Richard may be overly concerned about the effect of 'noise from natural variation in performance' by players with 'accurate ratings', ie 'excitement'. I like to back up my arguments with examples, so let's imagine that an 'accurately rated' 2500 IM creates some 'excitement' by making a GM norm ( 2600 performance) in a 9 round tournament. I can hardly be accused of using a far-fetched example this time, so, lets see what effect these 9 games would have on his rating, were k-factor 20 to be in operation: New monthly rating 2525. Is that really too much 'excitement'? He is now 25 points over-rated, so there will be a slight pull back towards 2500 in his subsequent games.
I would argue that this 'excitement' is a price worth paying in order to more quickly correctly rate mis-rated players.

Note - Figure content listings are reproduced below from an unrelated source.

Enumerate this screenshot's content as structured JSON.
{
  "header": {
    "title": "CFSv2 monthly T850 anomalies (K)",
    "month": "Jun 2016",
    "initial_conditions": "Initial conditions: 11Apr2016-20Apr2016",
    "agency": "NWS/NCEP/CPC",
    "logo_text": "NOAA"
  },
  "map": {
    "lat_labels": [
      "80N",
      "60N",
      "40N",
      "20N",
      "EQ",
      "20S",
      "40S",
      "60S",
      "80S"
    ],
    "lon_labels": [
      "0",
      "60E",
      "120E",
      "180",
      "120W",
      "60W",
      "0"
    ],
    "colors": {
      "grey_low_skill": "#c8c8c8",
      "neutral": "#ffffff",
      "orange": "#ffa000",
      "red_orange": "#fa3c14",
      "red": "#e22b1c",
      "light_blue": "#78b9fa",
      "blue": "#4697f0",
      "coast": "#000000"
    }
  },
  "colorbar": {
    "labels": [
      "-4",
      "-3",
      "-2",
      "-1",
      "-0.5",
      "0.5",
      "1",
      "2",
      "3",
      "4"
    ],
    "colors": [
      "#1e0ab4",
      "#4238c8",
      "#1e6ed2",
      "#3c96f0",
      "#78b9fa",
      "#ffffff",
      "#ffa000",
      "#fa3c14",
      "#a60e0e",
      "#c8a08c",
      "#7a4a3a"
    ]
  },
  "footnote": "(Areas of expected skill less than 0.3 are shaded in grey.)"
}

On a more whimsical level, here is a thought experiment to define an 'accurately rated player': let us imagine that there are 1000 universes, duplicated in every way except that the player takes on a different opponent in each. The strength of his opposition is evenly spread, from those significantly stronger than himself all the way down to those significantly weaker. What's more, let us assume, even though this may be logically impossible, that in each of the duplicated universes, the player has free will. If the player's resulting performance from the 1000 games is the same as the rating he currently has, then he is an 'accurately rated player'
As a total digression, can you calculate how I, with Black, finished off my round 3 opponent, Johan Salomon(2343), here at the London Classic Open? W Qe1,Rb1, Nc6,Kg2,ps h4,g3,f2,d4,b5. B Qf5 Rs a3,a8,Kg7,ps h5,g6,f7,e6. Jack, or anyone, can you make this into a diagram for me please!